Even after you have secured insurance for your car, it is wise to periodically check the rates that other providers will offer you. Car insurance as well as your circumstances are perpetually changing and you may find that the provider who is willing to offer you the best car insurance rate varies periodically. Many car insurance providers offer a host of discounts to their clients who qualify for these discounts. These discounts can relate to your driving record, safety features of your car, your age or other factors.



These discounts can result in a tremendous cost savings on your car insurance policy but while many insurance providers offer these discounts, they don’t always advertise them. This means that you may have to do research to determine what type of discounts you may qualify to receive. Carefully, review your car insurance policy to determine which discounts you are already receiving and then contact your car insurance provider to inquire about other discounts that may be available. For example if your driving record is devoid of accidents or tickets, you may qualify for a good driver discount.



Also, if your car has certain safety features such as daytime running lights, you may also qualify for car insurance discounts. Your age can also qualify you for certain car insurance discounts. Some insurance providers also offer discounts to those who insure their house with the same company as they insure their car.
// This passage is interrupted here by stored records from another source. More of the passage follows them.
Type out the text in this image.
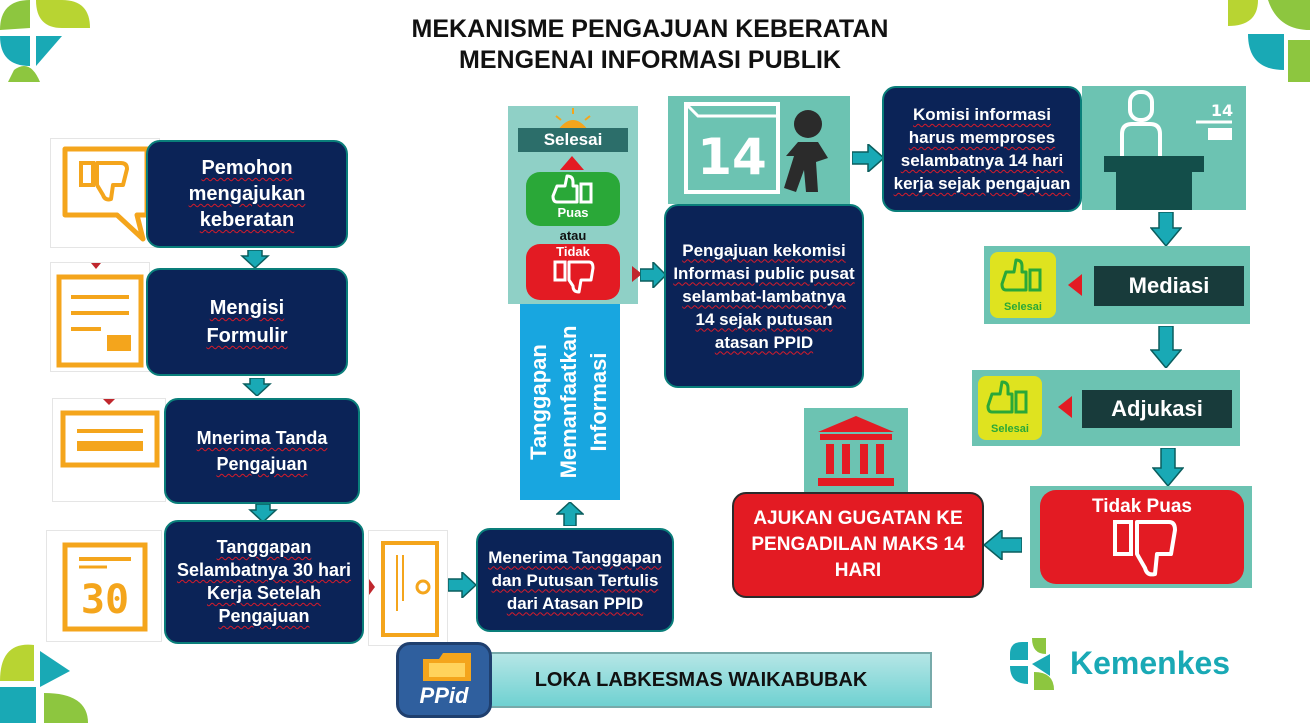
MEKANISME PENGAJUAN KEBERATAN
MENGENAI INFORMASI PUBLIK
Pemohon mengajukan keberatan
Mengisi Formulir
Mnerima Tanda Pengajuan
30
Tanggapan Selambatnya 30 hari Kerja Setelah Pengajuan
Menerima Tanggapan dan Putusan Tertulis dari Atasan PPID
Tanggapan Memanfaatkan Informasi
Selesai
Puas
atau
Tidak	Pengajuan kekomisi Informasi public pusat selambat-lambatnya 14 sejak putusan atasan PPID
14
Komisi informasi harus memproses selambatnya 14 hari kerja sejak pengajuan
14
Selesai
Mediasi
Selesai
Adjukasi
Tidak Puas
AJUKAN GUGATAN KE PENGADILAN MAKS 14 HARI
LOKA LABKESMAS WAIKABUBAK
PPid
Kemenkes
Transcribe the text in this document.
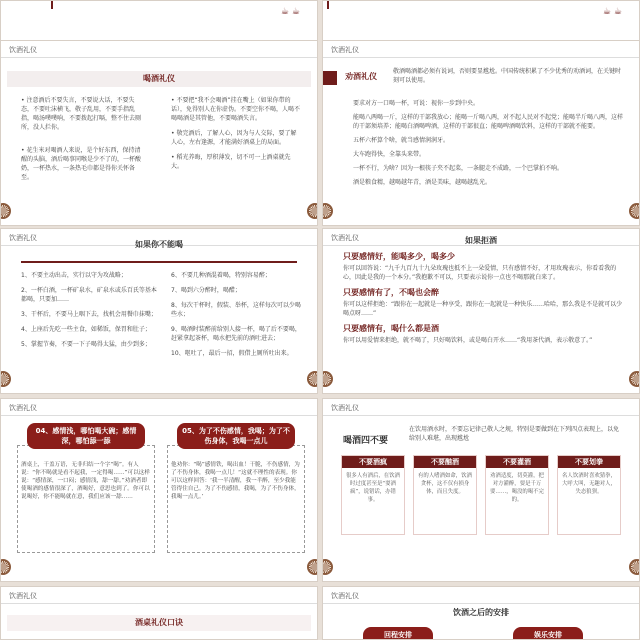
☕☕	☕☕
饮酒礼仪
喝酒礼仪
• 注意酒后不要失言，不要说大话，不要失态，不要吐沫横飞，敬子乱用，不要手指乱指，喝汤噗噗响，不要拨起打嗝，整不住去厕所，没人拦你。
• 花生米对喝酒人来说，是个好东西，保持清醒的头脑，酒后喝事同喉是少不了的，一杯酸奶，一杯热水，一条热毛巾都是得你关怀备至。
• 不要把“我不会喝酒”挂在嘴上（如果你带的话），免得别人在你虚伪。不要空你不喝，人喝不喝喝酒是其管他，不要喝酒失言。
• 敬完酒后，了解人心，因为与人交际，要了解人心，左右逢源，才能满好酒桌上的局面。
• 稻光养晦，厚积薄发，切不可一上酒桌就先大。
饮酒礼仪
劝酒礼仪
敬酒喝酒都必须有说词，否则要显尴尬。中国传统积累了不少优秀的劝酒词，在关键时刻可以使用。
要求对方一口喝一杯，可说：视你一步到中央。
能喝八两喝一斤，这样的干部我放心；能喝一斤喝八两，对不起人民对不起党；能喝半斤喝八两，这样的干部须培养；能喝白酒喝啤酒，这样的干部很直；能喝啤酒喝饮料，这样的干部就不能要。
五杯六杯算个啥，就当感情润润牙。
大车跑得快，全靠头来带。
一杯不行，为啥？因为一根筷子夹不起菜，一条腿走不成路，一个巴掌拍不响。
酒是粮食精，越喝越年青，酒是美味，越喝越乱光。
饮酒礼仪
如果你不能喝
1、不要主动出击，实行以守为攻战略；
2、一杯白酒，一杯矿泉水，矿泉水或乐百氏等基本都喝，只要加……
3、干杯后，不要马上咽下去，找机会用餐巾抹嘴；
4、上座后先吃一些主食，如稀饭，保胃和肚子；
5、掌握节奏，不要一下子喝得太猛，由少到多；
6、不要几种酒混着喝，特别容易醉；
7、喝到六分醉时，喝醋；
8、每次干杯时，假装、举杯，这样每次可以少喝些水；
9、喝酒时装醉前给别人接一杯，喝了后不要喝，赶紧拿起茶杯，喝水把先前的酒吐进去；
10、呕吐了，最后一招，假借上厕所吐出来。
饮酒礼仪	如果拒酒
只要感情好，能喝多少，喝多少
你可以回答说：“九千九百九十九朵玫瑰也抵不上一朵爱情，只有感情不好，才用玫瑰表示，你看看我的心，因此是我的一个本分。”我抱歉不可以，只要表示说你一点也不喝那就白来了。
只要感情有了，不喝也会醉
你可以这样拒绝：“跟你在一起就是一种享受，跟你在一起就是一种快乐……哈哈，那么我是不是就可以少喝点呀……”
只要感情有，喝什么都是酒
你可以用爱情来拒绝，就不喝了，只好喝饮料，或是喝白开水……“我用茶代酒，表示敬意了。”
饮酒礼仪
酒桌上，干盖万语，无非归结一个字“喝”。有人说：“你不喝就是看不起我，一定得喝……”可以这样说：“感情深，一口闷；感情浅，舔一舔。”劝酒者即使喝酒的感情很深了，酒喝好，意思也到了。你可以说喝好，你不能喝就在意，我们应该一舔……
04、感情浅，哪怕喝大碗；感情深，哪怕舔一舔
他劝你：“喝”感情铁，喝出血！干脆，不伤感情，为了不伤身体，我喝一点儿！“这就不理性的表现。你可以这样回答：‘我一半清醒，我一半醉，至少我能管得住自己。为了不伤感情，我喝，为了不伤身体，我喝一点儿。’
05、为了不伤感情，我喝；为了不伤身体，我喝一点儿
饮酒礼仪
喝酒四不要
在饮用酒水时，不要忘记律己敬人之规，特别是要做到在下列四点表现上，以免给别人难堪，出现尴尬
不要酒疯
很多人有酒后，在饮酒时过度甚至是“耍酒疯”，说错话，办错事。
不要酗酒
有的人嗜酒如命，饮酒贪杯，这不仅有损身体，而且失度。
不要灌酒
劝酒适度，切莫灌，把对方灌醉，要是千万要……，喝没的喝不完的。
不要划拳
名人饮酒时喜欢猜拳，大呼大叫，无趣对人，失态狼狈。
饮酒礼仪
酒桌礼仪口诀
饮酒礼仪
饮酒之后的安排
回程安排	娱乐安排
Taking advantage of this type of discount can save you money on both your car and home insurance. Being aware of the discounts that are available and ensuring that you are receiving these discounts, can save you a great deal of money on your car insurance.



Finally, maintaining a clean driving record is very important to receiving the best available car insurance rate. While it is true that each car insurance provider is unique in the factors that contribute to lower rates, the one factor that is consistent among all providers of car insurance is that a clean driving record is critical to your rate. Although accidents are sometimes unavoidable, it is imperative that you adhere to all traffic regulations and that you drive safely at all times. This will reduce the number of traffic violations that you incur as well as the number of accidents that you cause. Following these tips will help you to maintain a clean driving record that will keep the cost of your car insurance low.



Many drivers lament paying their monthly car insurance bill because they feel as though the insurance isn’t necessary. Although car insurance is a financial burden that seems superfluous, it does pay off if you are ever in a serious car accident that has significant financial ramifications. For this reason, you should never consider allowing your car insurance to lapse and it is recommended that you search diligently to find the best available rate on your car insurance.